Developers are lazy folks (or at the best, strive to be lazy).
For them, solving a problem is avoiding work. There may be sizable effort required to get something built and running but the main reason they do it is so that they don't have to do something that requires even more effort. To win support for a given idea, you have to convince other folks that your method is also easier and faster than "the other one". Much like electricity and water, developers favor the path of least resistance.
i was kind of reminded of this fact while reading a post from Eran Hammer-Lahav about the death of OAuth. Having watched the OAuth list for a while, i find it kind of interesting that he is the one noting the protocols reported passing, but anyone who's dealt with the arcane dance involved with getting OAuth to work just right (or even understand the very limited problem it was meant to solve) will probably not be surprised by this proclamation.

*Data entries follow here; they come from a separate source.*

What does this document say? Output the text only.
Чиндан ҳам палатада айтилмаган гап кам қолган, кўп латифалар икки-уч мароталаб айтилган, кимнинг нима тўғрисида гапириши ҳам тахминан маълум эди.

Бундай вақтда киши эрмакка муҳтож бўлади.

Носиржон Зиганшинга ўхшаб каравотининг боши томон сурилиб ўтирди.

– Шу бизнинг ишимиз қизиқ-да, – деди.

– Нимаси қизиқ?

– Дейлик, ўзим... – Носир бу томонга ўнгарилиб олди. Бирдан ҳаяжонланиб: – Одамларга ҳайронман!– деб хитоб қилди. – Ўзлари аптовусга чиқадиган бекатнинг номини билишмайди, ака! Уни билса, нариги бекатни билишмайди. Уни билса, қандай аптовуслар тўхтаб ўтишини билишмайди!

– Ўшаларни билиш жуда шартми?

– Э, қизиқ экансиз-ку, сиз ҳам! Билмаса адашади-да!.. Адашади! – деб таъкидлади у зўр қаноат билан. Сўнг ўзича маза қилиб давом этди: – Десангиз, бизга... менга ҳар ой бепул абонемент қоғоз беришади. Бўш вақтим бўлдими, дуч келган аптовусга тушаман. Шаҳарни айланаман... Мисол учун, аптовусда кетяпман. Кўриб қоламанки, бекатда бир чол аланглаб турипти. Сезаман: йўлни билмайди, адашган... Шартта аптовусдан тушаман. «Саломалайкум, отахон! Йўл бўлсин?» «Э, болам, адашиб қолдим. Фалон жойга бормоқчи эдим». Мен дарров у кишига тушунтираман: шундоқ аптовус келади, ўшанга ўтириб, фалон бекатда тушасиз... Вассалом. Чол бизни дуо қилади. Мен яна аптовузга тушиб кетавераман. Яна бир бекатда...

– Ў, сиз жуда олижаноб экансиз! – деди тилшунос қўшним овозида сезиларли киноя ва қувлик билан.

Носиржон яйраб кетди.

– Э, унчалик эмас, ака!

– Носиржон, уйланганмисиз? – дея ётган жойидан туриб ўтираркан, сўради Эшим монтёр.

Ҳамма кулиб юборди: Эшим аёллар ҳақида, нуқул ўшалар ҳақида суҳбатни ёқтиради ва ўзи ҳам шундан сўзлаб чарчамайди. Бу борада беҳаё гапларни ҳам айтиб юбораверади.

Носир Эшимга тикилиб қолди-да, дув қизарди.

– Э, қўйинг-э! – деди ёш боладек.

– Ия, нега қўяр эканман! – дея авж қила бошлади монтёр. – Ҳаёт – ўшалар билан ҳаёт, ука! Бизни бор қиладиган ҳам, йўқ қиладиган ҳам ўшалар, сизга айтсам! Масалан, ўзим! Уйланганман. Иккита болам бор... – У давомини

OAuth is designed to handle the exchange of tokens between three (or four, depending on how you look at things) partners: The Customer, The Application and The Provider. A "token" (or two, again, depending on your point of view on this) merely ensures that the party you were talking to is still the party you're talking to, and that each party can terminate the connection at any time. That's it. That's all it's supposed to do. There's no exchange of information about any of these parties. There's no hard rule about security around the connection being made. Nothing else. To do this magical process, however, requires three separate tokens and associated secrets, a login screen, and a potentially complicated client based signature method. All of which can be completely baffling, which the spec doesn't really help solve. (On a personal note, i read the spec twice and still managed to screw up one portion of the new 1.0a version. Why 1.0a and not 1.1? That's a matter of discussion.)

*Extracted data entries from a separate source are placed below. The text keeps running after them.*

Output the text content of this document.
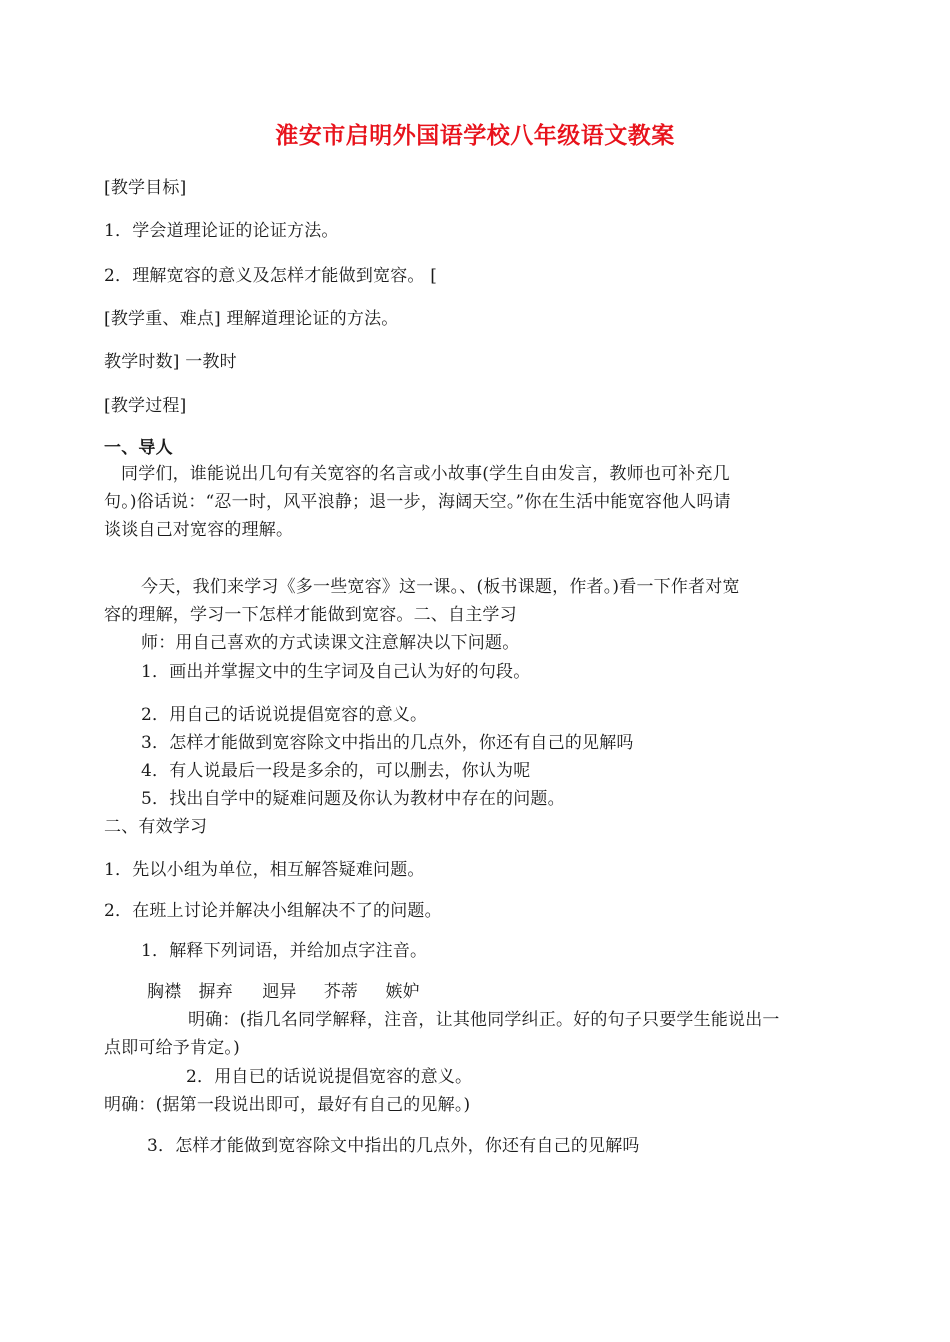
淮安市启明外国语学校八年级语文教案
[教学目标]
1．学会道理论证的论证方法。
2．理解宽容的意义及怎样才能做到宽容。 [
[教学重、难点] 理解道理论证的方法。
教学时数] 一教时
[教学过程]
一、导人
同学们，谁能说出几句有关宽容的名言或小故事(学生自由发言，教师也可补充几
句。)俗话说：“忍一时，风平浪静；退一步，海阔天空。”你在生活中能宽容他人吗请
谈谈自己对宽容的理解。
今天，我们来学习《多一些宽容》这一课。、(板书课题，作者。)看一下作者对宽
容的理解，学习一下怎样才能做到宽容。二、自主学习
师：用自己喜欢的方式读课文注意解决以下问题。
1．画出并掌握文中的生字词及自己认为好的句段。
2．用自己的话说说提倡宽容的意义。
3．怎样才能做到宽容除文中指出的几点外，你还有自己的见解吗
4．有人说最后一段是多余的，可以删去，你认为呢
5．找出自学中的疑难问题及你认为教材中存在的问题。
二、有效学习
1．先以小组为单位，相互解答疑难问题。
2．在班上讨论并解决小组解决不了的问题。
1．解释下列词语，并给加点字注音。
胸襟 摒弃 迥异 芥蒂 嫉妒
明确：(指几名同学解释，注音，让其他同学纠正。好的句子只要学生能说出一
点即可给予肯定。)
2．用自已的话说说提倡宽容的意义。
明确：(据第一段说出即可，最好有自己的见解。)
3．怎样才能做到宽容除文中指出的几点外，你还有自己的见解吗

i'll note that the other paths of least resistance are things like Facebook Connect, Google Login, Yahoo BBAuth, Microsoft Passport, and a host of others. These are generally easier to deal with for sites because you simply point someone at the login page and get a bunch of credential information back, including information about the user. Of course, the biggest issue with using these is that you'll have a handful of login and credential services, but since you can make the security "someone else's problem" you don't have to care as much. You also don't get to own your user's information and are at the whims of a fickle pantheon of user credential gods who may smite your service for any reason, but again, that's par for the course as far as most services are concerned.

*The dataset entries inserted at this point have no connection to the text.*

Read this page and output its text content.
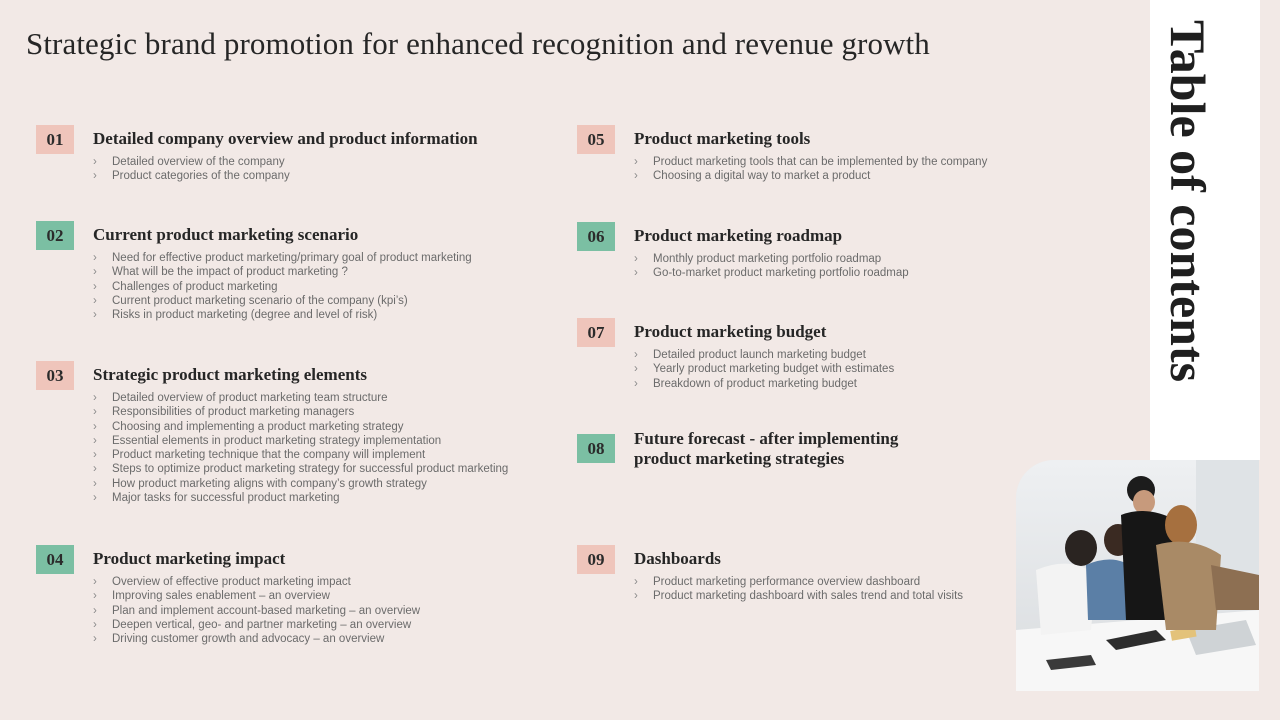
Strategic brand promotion for enhanced recognition and revenue growth	Table of contents
01	Detailed company overview and product information
› Detailed overview of the company
› Product categories of the company
02	Current product marketing scenario
› Need for effective product marketing/primary goal of product marketing
› What will be the impact of product marketing ?
› Challenges of product marketing
› Current product marketing scenario of the company (kpi’s)
› Risks in product marketing (degree and level of risk)
03	Strategic product marketing elements
› Detailed overview of product marketing team structure
› Responsibilities of product marketing managers
› Choosing and implementing a product marketing strategy
› Essential elements in product marketing strategy implementation
› Product marketing technique that the company will implement
› Steps to optimize product marketing strategy for successful product marketing
› How product marketing aligns with company’s growth strategy
› Major tasks for successful product marketing
04	Product marketing impact
› Overview of effective product marketing impact
› Improving sales enablement – an overview
› Plan and implement account-based marketing – an overview
› Deepen vertical, geo- and partner marketing – an overview
› Driving customer growth and advocacy – an overview
05	Product marketing tools
› Product marketing tools that can be implemented by the company
› Choosing a digital way to market a product
06	Product marketing roadmap
› Monthly product marketing portfolio roadmap
› Go-to-market product marketing portfolio roadmap
07	Product marketing budget
› Detailed product launch marketing budget
› Yearly product marketing budget with estimates
› Breakdown of product marketing budget
08	Future forecast - after implementing
product marketing strategies
09	Dashboards
› Product marketing performance overview dashboard
› Product marketing dashboard with sales trend and total visits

Personally, for various paranoid reasons, i'd want to have an "Open Connect" suite of protocols that used OpenID for login, OAuth for credential exchange and Portable Contacts for automatic customer information fetches. Of course, the problem there is that we're dealing with three different protocols which don't always dovetail and may lead to an even uglier mess to actually implement. Which means that the resistance will be higher.
Which means that either it won't get done, or that i need to wait until the other ones become such a pain that someone else builds a better version.
Because that'd be the lazier thing to do.